Unstoppable badass Roger Pilard (Jean-Paul Belmondo) is 'the Hunter', a secret agent hired by French police to curb the rise in organized crime. Paid with money stolen from criminals he relentlessly stalks and eliminates crooks regular cops can't catch. However Pilard's most elusive target is the Hawk (Bruno Cremer), a mysterious serial killer who tricks delinquent boys into robbing banks on his behalf before murdering them.

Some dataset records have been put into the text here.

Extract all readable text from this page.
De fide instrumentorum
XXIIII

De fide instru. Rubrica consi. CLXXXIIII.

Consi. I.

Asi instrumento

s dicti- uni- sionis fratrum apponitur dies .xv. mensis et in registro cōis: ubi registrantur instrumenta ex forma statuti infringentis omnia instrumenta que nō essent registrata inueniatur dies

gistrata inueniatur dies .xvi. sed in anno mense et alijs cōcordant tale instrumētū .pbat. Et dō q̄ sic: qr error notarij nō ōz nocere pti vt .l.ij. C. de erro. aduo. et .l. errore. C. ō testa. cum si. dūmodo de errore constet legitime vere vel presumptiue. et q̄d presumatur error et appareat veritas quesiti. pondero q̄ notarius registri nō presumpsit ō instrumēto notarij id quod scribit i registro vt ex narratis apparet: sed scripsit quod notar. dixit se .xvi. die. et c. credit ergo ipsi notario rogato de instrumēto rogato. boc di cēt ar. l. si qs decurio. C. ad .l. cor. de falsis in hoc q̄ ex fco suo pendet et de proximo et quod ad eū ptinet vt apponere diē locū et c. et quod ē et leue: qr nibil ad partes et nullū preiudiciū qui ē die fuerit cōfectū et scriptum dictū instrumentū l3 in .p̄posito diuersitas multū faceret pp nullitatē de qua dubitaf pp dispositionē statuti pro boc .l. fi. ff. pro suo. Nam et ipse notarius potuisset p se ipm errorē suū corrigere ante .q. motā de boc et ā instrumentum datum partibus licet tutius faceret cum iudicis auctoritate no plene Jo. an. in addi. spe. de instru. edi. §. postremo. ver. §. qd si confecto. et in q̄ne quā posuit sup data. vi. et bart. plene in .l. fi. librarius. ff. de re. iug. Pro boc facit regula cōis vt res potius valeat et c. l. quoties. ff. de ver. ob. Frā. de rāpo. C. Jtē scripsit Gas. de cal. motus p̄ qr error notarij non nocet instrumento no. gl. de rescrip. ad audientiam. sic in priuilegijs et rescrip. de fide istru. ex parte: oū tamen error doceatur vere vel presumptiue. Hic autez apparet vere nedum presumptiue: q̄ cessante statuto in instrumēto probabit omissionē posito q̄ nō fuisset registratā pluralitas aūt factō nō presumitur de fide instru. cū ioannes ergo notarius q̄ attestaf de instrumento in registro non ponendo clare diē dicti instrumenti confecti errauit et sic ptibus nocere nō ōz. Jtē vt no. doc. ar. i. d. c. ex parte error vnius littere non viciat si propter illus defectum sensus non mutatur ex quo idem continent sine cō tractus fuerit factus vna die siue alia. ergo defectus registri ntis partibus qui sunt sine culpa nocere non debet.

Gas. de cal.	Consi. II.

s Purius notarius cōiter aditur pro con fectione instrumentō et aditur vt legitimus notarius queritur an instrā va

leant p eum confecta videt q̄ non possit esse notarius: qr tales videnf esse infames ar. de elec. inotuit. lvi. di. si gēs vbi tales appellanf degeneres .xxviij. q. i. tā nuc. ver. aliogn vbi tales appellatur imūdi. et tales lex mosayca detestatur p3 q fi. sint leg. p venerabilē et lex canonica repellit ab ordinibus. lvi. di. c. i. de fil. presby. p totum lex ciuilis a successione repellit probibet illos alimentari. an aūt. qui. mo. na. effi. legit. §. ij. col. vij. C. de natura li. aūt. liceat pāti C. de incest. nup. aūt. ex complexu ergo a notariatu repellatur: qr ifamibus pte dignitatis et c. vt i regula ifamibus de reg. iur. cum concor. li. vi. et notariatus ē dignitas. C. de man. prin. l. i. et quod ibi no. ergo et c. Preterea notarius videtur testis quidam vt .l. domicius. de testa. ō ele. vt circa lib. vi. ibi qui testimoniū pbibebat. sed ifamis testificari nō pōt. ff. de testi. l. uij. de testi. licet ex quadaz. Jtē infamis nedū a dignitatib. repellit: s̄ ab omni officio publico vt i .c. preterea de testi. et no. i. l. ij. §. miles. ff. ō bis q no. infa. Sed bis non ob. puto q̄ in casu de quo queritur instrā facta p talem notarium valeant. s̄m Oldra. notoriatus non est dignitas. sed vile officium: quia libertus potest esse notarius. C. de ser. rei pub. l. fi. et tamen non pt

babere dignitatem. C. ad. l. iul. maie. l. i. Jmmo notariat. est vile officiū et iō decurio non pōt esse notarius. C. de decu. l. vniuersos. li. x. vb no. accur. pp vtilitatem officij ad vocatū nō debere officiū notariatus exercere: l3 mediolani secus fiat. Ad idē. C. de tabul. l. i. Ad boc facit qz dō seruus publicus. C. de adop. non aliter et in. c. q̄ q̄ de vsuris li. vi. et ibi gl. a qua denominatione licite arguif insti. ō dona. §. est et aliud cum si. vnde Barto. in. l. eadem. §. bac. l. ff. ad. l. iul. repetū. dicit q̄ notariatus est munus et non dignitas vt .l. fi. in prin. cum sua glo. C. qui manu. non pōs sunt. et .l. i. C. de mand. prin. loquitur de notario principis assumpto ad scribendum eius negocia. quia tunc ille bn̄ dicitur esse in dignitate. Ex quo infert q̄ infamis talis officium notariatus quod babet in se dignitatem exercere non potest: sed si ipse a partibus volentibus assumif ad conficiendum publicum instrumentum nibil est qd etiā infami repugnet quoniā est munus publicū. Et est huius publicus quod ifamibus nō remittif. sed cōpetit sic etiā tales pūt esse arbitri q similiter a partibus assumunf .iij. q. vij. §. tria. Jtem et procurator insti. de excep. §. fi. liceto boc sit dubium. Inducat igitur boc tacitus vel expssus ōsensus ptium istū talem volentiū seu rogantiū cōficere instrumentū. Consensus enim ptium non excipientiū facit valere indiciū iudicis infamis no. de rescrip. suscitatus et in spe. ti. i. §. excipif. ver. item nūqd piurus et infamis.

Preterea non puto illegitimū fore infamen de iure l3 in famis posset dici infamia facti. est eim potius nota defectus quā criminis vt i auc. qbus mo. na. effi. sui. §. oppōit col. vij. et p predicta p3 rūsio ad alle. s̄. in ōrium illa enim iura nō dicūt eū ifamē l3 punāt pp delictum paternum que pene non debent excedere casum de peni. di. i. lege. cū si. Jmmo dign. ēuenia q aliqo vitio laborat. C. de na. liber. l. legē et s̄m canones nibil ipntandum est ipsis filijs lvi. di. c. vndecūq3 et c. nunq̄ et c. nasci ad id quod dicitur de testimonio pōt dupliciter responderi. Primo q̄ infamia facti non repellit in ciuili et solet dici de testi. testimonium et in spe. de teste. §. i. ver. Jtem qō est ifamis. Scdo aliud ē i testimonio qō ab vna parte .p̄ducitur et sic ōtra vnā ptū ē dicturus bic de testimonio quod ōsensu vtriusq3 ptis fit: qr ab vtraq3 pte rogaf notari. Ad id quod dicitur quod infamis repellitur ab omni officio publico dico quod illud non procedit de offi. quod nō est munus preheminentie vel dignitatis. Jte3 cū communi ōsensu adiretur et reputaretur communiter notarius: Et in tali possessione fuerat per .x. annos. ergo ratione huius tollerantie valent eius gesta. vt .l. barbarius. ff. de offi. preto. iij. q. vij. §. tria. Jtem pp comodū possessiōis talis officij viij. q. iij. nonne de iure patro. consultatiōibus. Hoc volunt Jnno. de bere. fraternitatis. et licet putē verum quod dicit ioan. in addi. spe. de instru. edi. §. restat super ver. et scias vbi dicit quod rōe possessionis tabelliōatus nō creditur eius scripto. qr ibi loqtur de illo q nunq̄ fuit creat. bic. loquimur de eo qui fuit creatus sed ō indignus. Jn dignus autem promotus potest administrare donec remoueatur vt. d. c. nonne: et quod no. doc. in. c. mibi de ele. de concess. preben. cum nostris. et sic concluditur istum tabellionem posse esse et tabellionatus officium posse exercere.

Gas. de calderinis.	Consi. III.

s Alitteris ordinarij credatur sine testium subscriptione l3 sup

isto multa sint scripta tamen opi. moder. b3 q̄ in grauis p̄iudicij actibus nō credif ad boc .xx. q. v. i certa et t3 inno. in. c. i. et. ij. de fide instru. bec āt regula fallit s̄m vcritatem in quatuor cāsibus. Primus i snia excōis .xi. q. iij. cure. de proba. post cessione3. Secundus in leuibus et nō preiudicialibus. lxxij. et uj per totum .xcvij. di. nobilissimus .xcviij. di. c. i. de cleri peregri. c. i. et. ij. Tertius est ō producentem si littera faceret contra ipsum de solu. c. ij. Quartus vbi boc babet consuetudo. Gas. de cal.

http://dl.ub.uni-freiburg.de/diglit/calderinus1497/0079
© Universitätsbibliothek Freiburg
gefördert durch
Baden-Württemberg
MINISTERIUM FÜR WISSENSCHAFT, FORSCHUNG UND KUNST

Propelled by an excellent, pulse-pounding score by Michel Colombier L'Alpagueur a.k.a. Hunter Will Get You now looks like a quintessential star vehicle from Jean-Paul Belmondo's heyday as France's number one action star, but at the time was a surprise disappointment at the box-office. It was Belmondo’s second film for journalist turned filmmaker Philippe Labro following L'Heritier (1973). Labro, a disciple of the great Jean-Pierre Melville and like his mentor heavily influenced by American cinema, fashions a hard-edged thriller that will likely appeal to fans of Seventies cop films. Throughout the crime-ridden Seventies there was the sense lawmen had to break the stifling hold of bureaucracy in order to enact real justice. As John Milius once remarked of Dirty Harry (1971), Belmondo's Roger Pilard is very much a hunter, a lone wolf relentlessly pursuing the worst kind of criminals with laser focus. Cool and charismatic Pilard is also an enigma. A brief mention that Pilard used his earnings to buy a remote tropical island is the closest we come to furnishing him with a back-story. Unlike Dirty Harry, Belmondo's innately playful persona makes many of his crime-busting tactics look like pranks. Like when he sprays laughing gas into a trailer full of mob bosses.
Labro's journalistic background leaves him able to invest an otherwise admittedly pulpy action premise with grit and authenticity. Large portions of the film are dialogue free. We simply watch Pilard methodically pursue his prey, moving like a panther through the seedy urban milieu. Despite a typically muddy Seventies colour palette the cinematography by D.P. Jean Penzer is vivid and atmospheric. The purposefully low-key approach can get confusing at times. Unless one pays close attention it is easy to lose track of which scheming criminal is which and how their actions play into the grander motives of bigger shadowy forces. However Bruno Cremer's odious antagonist proves a compelling presence. Almost Belmondo's Hitchcockian mirror image, he leads a double life as a suave air steward by day secretly manipulating naive young men into aiding his brutal crimes then callously eliminating them. The script also implies he is gay although mercifully refrains from lapsing into offensive caricature.
One of the quirkier aspects of Hunter Will Get You is that it is a film of two halves. The semi-verité cop-stalks-criminal story evolves unexpectedly into a prison break buddy movie. Belmondo forms an almost Porridge-like double act with doomed delinquent Costa Valdes (Patrick Fiery), one of Cremer's fall guys. Labro's script brings a faintly homoerotic tinge to the relationship reflecting the Melville influence. It is something later Belmondo vehicles like Le Marginal (1983) often recycled to lesser effect. The film features fewer of Belmondo's trademark daredevil stunts (save for one sequence where he impressively keeps pace with a speeding truck) which might be why it was not as a big a hit at the time. Nonetheless Labro orchestrates many exciting gun battles and the climactic face-off is well staged and satisfying. Not many action-thrillers end with a quote from Oscar Wilde either.